Nei due lunghi interrogatori, con la Polizia giudiziaria prima e con Claise dopo, Kaili ha ripetuto più volte di non aver mai favorito il Qatar o il Marocco come parlamentare europeo e di essersi allineata con convinzione ai colleghi della sua area politica. Quando il giudice Claise le ha contestato di aver incontrato con Giorgi il ministro del lavoro del paese del Golfo Ali Bin Samikh Al Marri nell’hotel Steigenberger Wiltcher’s di Bruxelles, Kaili ha dichiarato che si trattò di un appuntamento ufficiale per la preparazione dell’audizione del qatarino nella sotto-commissione sui diritti dei lavoratori del 14 novembre. L’accusa annota che nello stesso albergo, ma in un altro momento, si sarebbero recati Giorgi e Panzeri: il secondo, all’uscita, aveva con sé una borsa piena.

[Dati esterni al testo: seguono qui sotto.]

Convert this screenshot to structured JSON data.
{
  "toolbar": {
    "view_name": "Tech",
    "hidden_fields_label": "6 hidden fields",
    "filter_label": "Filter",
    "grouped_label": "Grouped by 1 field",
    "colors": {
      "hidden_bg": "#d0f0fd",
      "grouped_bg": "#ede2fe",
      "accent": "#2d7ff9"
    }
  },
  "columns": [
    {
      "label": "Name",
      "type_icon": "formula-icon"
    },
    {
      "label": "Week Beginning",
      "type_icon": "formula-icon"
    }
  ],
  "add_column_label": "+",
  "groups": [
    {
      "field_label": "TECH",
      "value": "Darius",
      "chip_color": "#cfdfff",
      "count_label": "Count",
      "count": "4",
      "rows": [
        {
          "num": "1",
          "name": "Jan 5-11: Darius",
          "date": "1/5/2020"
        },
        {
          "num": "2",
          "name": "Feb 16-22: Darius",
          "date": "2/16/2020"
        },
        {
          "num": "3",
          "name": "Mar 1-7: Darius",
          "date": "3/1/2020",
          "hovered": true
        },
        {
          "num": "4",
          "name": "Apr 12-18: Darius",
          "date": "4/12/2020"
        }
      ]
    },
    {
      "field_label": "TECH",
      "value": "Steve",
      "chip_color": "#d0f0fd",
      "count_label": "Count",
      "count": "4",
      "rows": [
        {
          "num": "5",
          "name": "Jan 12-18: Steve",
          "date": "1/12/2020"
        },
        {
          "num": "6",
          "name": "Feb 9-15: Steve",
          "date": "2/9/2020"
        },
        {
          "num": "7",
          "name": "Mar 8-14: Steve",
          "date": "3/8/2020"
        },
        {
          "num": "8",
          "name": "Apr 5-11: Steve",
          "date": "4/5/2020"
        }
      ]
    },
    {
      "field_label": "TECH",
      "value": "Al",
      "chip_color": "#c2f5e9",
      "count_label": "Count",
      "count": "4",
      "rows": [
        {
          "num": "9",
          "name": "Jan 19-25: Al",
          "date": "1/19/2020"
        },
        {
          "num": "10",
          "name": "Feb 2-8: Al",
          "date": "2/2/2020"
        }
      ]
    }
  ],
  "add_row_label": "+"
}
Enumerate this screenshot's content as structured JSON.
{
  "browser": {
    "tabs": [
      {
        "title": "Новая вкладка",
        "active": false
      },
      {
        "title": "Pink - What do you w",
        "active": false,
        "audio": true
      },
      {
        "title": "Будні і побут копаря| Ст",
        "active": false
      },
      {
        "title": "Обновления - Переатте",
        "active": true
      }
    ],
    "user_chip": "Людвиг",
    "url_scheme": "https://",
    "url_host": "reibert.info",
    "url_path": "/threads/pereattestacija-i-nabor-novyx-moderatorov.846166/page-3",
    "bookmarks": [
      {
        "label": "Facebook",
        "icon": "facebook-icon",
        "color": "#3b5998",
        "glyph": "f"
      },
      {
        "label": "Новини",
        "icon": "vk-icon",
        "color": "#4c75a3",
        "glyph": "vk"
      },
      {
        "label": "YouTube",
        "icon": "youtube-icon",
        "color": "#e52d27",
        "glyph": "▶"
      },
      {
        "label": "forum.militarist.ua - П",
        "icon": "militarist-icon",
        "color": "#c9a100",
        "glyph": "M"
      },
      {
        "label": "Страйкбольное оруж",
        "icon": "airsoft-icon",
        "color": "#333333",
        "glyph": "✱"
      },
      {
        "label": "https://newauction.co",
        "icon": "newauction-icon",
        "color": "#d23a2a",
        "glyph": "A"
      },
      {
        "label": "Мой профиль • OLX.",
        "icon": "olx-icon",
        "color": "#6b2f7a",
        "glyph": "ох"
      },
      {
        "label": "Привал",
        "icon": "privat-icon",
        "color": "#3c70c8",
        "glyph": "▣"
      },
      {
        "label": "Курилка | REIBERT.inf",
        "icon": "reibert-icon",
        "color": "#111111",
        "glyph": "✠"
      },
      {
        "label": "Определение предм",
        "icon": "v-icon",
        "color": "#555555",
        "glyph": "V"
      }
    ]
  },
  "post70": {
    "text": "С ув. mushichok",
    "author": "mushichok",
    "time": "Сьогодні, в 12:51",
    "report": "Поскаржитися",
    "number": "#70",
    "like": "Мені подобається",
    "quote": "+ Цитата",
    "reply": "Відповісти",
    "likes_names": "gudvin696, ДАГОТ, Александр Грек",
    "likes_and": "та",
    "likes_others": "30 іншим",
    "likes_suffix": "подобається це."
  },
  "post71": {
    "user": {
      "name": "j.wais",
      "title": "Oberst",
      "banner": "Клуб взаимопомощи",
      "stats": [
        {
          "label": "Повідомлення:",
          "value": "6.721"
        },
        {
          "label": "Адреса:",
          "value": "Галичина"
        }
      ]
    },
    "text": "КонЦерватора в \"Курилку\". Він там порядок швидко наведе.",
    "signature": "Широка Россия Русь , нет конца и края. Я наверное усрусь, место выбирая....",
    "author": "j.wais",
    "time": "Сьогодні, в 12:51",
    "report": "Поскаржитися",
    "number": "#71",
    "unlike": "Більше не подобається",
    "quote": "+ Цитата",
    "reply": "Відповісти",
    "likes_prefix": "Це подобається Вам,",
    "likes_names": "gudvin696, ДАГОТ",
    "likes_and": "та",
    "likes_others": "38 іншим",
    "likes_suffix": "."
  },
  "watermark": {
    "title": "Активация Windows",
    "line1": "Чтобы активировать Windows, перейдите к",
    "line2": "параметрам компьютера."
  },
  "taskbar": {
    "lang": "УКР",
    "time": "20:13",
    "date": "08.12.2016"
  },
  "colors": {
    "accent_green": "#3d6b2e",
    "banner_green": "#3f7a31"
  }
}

L’ex vicepresidente del Parlamento europeo «non vuole che sua figlia erediti lo stigma di una madre che è stata una donna politica corrotta, perché non è vero», prosegue l’avvocato Dimitrakoupulos. «Con questi pensieri nella mente, Eva Kaili ha dato battaglia nella Camera di consiglio pronunciando con dignità parole chiare e fornendo argomenti concreti per essere rimessa in libertà». Senza «tentare di commuovere nessuno, ma solo convincere della sua innocenza». Ciò nonostante, «tremava mentre riferiva al giudice, che era una donna, le torture che ha subito, non in carcere, ma nella cella della polizia. «Ciò che ha vissuto ricorda il film Fuga di mezzanotte (il film-denuncia sulle condizioni dei detenuti nelle carceri turche negli anni ‘70, ndr), ma sfortunatamente questo sta accadendo nel centro dell’Europa».
La protesta non si ferma qui. L’avvocato greco è pronto a portare la battaglia legale più in alto: «La prossima settimana faremo ricorso alla Corte suprema. Quando qualcuno viene arrestato è immediatamente protetto dalla legge. Mi chiedo se sia stato così anche a Bruxelles?».